Logo, nossas cidades precisam instituir o aluguel social, como
benefício temporário para o pagamento do aluguel, podendo ser repassado
pelas prefeituras ou ainda pelo Governo do Estado para as famílias que
não têm condições de pagar um aluguel ou que precisam ser retiradas de
áreas de risco.
À toda evidência deve-se adotar os cuidados de cadastrar as famílias
para que o benefício não seja pago mais de uma vez ao mesmo usuário,
prestigiando o princípio da boa-fé.
A própria decisão judicial que retira as pessoas de suas casas ou áreas rurais deveria parametrizar o aluguel social.
Para operacionalizar o benefício, o interessado deveria procurar a
prefeitura ou o CRAS (Centro de Referência em Assistência Social)
verificando os requisitos para o cadastro. Após a avaliação feita por um
assistente social, aquelas famílias cuja situação socioeconômica
recomende, seriam cadastradas para receber o benefício.

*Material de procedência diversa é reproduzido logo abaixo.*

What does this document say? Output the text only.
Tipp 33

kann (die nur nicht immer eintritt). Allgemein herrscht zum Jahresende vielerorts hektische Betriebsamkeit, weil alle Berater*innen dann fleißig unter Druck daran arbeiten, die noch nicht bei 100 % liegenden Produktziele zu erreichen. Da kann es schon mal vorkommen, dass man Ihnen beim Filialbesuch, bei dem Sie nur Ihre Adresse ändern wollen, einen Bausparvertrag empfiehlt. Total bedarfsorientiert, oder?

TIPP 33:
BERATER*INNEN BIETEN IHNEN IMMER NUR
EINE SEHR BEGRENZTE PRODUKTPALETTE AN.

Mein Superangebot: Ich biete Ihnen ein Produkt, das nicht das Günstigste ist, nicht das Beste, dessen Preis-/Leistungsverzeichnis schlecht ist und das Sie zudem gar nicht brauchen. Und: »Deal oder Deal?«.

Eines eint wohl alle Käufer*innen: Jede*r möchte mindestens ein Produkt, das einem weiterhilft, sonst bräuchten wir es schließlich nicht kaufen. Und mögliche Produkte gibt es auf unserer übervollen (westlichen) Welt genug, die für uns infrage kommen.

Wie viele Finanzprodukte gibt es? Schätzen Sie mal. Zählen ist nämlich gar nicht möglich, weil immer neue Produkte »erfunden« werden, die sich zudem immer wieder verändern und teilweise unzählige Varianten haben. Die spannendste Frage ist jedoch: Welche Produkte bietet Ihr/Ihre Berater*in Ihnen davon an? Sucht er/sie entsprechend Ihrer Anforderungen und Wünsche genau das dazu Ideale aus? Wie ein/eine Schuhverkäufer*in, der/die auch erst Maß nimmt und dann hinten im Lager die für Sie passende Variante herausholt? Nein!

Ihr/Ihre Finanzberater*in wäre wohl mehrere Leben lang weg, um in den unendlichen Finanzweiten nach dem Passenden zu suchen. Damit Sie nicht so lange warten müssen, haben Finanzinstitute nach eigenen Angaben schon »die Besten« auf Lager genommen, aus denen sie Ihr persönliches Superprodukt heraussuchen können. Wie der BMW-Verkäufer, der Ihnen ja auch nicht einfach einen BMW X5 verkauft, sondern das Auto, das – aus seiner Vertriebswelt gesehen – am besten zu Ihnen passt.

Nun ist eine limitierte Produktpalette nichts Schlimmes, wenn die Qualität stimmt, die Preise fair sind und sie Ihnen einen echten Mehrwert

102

A sociedade brasileira, por meio dos contribuintes, já se solidarizou
com magistrados e promotores, custeando o auxílio-moradia a esses
profissionais. Descabe aqui dizer da justeza ou não, de tal medida. Mas é
necessário que a situação dos vulneráveis, vítimas de decisões
judiciais, seja tratada com cuidado, para que não fiquem ao relento. Que
se dê a eles o benefício de aluguel social (ou outro nome) a lhe
preservar a dignidade e o direito de morar.